Ege’nin insanları bu yaz, cehennem içinde alevler arasında bir yangından diğerine koşturuyorlar. Adeta kaderlerine terk edilmişler. Bir de “Yeni Türkiye’nin” armağan ettiği engeller arasında helak olmak zorunda kalıyorlar. Bir yerde yangın başladığını gören yerel yönetici kaymakamı arayıp helikopter gerektiğini söylüyor. 15 dakika sonra helikopter geliyor. Yangınlar büyüyünce bu hat kapanıyor. Kaymakam “helikopter kaldırma yetkim AFAD’a devredildi!” diyor çaresizlik içinde…
Yangınları söndürme konusunda “planlanmış kabiliyetsizlik” olduğu defalarca yazıldı, çizildi. Yangın söndürme uçakları yerde çürütüldü. Bu operasyonlar özel sektöre devredildi.
Eski Türkiye’de nasıl olduğunu küçük bir örnekle izah edelim. Kültür Bakanı Fikri Sağlar, Muğla Valisi Lale Aytaman’ın davetiyle şehre geliyor. Vali, Menteşe köyünde bulunan 9 milyon yıllık fosil kazısı alanına götürecektir kültür bakanını… Orman Genel Müdürlüğü helikopterine biniyorlar. Havalandıktan bir süre sonra pilot, alçalmaya başlarken üst düzey yöneticilere şu bilgiyi veriyor:
-Sizi yola indiriyorum, jandarmaya haber verdim geliyorlar, yangın başlamış ben oraya gidiyorum!..
Eski Türkiye’de orman yangını protokolün en tepesindeydi. Günümüz için bu örnekle kıyaslanacak hiçbir yapılanma bulunmuyor. Bu yüzden ülkemiz cehennem ateşlerinde yanıyor!
Oysa ülkemiz bir yeryüzü cenneti…
Yangınların arasından sıyrılarak Burhaniye’ye gelince bunu açık olarak görebiliyoruz. Kuzey Ege’nin bu seçkin yerleşimi Burhaniye Belediyesi’nin yönetiminde “Kitap Cennet” haline gelmiş. Bu yıl altıncısı düzenlenen “Burhaniye Kitap Fuarı” benzerleriyle kıyaslanamayacak bir canlılığına sahip… Bir defa fuar akşam gün batarken başlıyor. İnsanlar adeta bir nehir gibi akarak kitap reyonlarına geliyorlar. İmza kuyrukları, inanılır gibi değil. Açık havada yapılan fuar, yaz mevsiminin bütün güzelliğini bağrında topluyor. Burhaniye Fuarının konukları da ilçeyi parlatan yıldızlar topluluğu…

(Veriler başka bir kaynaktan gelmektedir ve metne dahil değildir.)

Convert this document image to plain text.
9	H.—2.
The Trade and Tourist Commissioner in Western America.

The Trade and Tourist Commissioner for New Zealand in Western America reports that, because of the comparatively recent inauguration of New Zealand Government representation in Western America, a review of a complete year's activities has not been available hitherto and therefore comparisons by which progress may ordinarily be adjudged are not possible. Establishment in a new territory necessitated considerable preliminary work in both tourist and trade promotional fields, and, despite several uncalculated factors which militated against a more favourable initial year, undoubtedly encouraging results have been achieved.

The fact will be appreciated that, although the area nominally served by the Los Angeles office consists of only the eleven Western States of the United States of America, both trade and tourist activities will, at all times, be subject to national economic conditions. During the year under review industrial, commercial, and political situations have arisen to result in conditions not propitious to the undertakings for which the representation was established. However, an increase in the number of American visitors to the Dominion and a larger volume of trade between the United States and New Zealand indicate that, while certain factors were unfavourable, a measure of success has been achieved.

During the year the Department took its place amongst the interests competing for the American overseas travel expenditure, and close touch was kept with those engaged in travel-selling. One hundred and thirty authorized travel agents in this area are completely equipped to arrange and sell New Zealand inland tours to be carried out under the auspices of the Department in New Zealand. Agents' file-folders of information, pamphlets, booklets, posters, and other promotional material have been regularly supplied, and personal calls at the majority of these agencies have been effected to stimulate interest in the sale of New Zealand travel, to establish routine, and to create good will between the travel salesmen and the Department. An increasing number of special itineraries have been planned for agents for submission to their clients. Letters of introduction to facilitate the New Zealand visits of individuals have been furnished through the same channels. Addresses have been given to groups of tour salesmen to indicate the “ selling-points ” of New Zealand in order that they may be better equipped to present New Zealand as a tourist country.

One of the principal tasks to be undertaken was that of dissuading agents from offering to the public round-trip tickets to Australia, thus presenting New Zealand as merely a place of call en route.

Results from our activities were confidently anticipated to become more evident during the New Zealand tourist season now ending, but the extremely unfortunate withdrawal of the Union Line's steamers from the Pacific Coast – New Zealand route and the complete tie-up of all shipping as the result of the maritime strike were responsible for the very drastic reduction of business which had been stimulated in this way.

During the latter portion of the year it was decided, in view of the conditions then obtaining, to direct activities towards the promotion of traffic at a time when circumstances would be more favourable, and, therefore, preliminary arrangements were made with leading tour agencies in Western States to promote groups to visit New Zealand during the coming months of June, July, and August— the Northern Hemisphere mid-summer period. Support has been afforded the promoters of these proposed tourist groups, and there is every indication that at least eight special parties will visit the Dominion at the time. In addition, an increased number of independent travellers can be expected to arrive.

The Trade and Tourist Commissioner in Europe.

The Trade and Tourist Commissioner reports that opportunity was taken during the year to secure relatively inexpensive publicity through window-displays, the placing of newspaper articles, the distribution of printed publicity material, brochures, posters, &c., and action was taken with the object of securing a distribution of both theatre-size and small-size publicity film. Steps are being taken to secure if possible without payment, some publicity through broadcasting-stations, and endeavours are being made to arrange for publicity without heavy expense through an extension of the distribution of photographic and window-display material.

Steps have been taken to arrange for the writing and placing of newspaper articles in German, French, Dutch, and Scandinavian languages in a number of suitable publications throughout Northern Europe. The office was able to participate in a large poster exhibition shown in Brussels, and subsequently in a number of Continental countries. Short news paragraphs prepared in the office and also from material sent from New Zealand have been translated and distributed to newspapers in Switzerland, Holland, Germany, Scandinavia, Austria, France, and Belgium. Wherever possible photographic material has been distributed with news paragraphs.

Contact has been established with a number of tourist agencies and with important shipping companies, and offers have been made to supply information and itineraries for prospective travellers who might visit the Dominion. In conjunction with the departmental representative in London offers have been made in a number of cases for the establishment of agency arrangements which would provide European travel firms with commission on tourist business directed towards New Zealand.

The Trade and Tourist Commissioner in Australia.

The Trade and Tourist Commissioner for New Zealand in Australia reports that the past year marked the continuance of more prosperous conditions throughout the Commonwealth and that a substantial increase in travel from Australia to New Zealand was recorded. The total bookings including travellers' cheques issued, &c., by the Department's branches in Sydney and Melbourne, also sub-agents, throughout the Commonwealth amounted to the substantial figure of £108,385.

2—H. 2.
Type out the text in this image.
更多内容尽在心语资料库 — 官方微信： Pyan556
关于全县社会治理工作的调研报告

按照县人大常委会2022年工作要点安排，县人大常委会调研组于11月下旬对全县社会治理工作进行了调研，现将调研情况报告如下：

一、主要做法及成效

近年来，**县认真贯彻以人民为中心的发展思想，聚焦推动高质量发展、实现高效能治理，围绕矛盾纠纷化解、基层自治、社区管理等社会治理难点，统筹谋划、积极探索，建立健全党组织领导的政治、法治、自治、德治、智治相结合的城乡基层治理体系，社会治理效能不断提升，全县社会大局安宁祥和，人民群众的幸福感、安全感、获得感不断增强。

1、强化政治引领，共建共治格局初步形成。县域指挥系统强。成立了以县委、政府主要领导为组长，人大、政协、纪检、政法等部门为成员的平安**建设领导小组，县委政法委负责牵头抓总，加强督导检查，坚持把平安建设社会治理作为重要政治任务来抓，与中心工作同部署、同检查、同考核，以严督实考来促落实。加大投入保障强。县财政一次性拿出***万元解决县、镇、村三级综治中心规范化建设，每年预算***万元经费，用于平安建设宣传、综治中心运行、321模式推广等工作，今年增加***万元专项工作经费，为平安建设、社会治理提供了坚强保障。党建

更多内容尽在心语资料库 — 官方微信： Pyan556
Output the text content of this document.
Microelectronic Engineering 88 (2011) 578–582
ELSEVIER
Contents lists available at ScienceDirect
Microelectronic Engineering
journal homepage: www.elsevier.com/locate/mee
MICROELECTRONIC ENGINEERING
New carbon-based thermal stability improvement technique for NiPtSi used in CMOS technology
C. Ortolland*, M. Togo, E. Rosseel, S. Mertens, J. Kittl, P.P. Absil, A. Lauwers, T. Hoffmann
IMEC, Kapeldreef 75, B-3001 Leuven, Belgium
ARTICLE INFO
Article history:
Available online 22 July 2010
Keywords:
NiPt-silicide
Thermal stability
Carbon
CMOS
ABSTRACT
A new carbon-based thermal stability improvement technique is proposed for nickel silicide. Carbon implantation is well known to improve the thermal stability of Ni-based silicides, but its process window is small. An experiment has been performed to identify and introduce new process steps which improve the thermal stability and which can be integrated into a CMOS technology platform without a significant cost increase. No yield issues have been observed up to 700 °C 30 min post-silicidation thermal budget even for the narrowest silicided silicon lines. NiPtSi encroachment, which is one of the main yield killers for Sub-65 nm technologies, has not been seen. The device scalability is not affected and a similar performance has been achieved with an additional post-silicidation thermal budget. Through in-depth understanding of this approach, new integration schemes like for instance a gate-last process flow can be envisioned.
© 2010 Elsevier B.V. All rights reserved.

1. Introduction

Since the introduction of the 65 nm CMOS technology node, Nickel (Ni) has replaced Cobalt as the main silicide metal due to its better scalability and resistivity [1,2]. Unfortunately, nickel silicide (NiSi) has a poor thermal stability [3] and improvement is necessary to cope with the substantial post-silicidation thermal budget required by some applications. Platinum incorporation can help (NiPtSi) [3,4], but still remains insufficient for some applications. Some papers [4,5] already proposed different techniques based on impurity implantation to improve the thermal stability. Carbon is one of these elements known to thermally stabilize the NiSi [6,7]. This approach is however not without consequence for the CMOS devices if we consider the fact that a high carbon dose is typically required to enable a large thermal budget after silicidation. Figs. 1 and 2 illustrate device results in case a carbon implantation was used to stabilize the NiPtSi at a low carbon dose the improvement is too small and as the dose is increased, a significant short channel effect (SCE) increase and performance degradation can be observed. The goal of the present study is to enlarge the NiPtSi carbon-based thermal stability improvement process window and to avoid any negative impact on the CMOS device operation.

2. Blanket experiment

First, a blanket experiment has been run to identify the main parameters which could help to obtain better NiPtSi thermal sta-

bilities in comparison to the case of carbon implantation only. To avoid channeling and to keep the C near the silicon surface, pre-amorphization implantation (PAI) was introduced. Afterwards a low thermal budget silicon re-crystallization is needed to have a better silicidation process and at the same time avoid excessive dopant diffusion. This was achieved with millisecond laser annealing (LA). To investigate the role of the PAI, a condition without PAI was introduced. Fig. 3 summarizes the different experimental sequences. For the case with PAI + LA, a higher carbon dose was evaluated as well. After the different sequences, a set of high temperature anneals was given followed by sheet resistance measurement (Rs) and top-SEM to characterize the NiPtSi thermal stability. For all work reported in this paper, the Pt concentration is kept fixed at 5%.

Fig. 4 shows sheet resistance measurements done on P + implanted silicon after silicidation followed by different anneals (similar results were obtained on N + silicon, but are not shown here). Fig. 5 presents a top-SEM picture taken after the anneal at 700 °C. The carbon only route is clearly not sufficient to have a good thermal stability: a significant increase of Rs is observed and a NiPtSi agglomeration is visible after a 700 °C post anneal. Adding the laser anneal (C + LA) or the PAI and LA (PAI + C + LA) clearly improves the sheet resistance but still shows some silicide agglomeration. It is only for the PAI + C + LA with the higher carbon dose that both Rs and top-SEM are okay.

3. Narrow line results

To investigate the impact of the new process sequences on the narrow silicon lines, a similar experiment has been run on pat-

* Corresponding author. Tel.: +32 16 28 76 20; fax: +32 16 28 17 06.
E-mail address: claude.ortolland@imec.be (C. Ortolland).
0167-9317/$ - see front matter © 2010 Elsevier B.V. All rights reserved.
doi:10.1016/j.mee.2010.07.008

Kemal Anadol, İnci Aral, Barbaros Şansal, Müfit Can Saçıntı, Yasemin Yalçın, Fikret Kuşkan, İlyas İlbey, Nebil Özgentürk, Sinan Meydan, Ahmet Ümit, Gül Sunal, Şule Aydın, Timur Soykan, Barış Terkoğlu, Barış Pehlivan, Şükrü Erbaş, Şeyhmus Diken, Ahmet Telli, Cezmi Ersöz, Çoşkun Aral, Füsun Önal…
Bu kadroyu toplayan ekibin başında ikinci döneminde olan Belediye Başkanı Ali Kemal Deveciler bulunuyor. Yukarıdaki isimlere bir telefonla ulaşan değerli gazeteci Sinan Karahan ile Kültür Müdürü Engin Demir’i buraya eklemeliyim.
Bu yıl edebiyatta 50. Yılını kutlayan Buket Uzuner 6. Burhaniye Kitap Fuarı’nın Onur Yazarı olarak okurlarıyla buluştu.
Eskiden olağanüstü dönemlerde bir korunma refleksi olarak “kitap yakma” ritüeli vardı. Şimdi de olağanüstü bir dönem yaşıyoruz. Artık kitaplarla uğraşılmıyor, toptancı bir yaklaşımla ormanlar yakılıyor!
Bana “Nazım abi ne yapıyorsun?” diye soranlara böylesi bir faaliyet raporu hazırladım:
-Yangınlar ve kitaplar arasında on gün!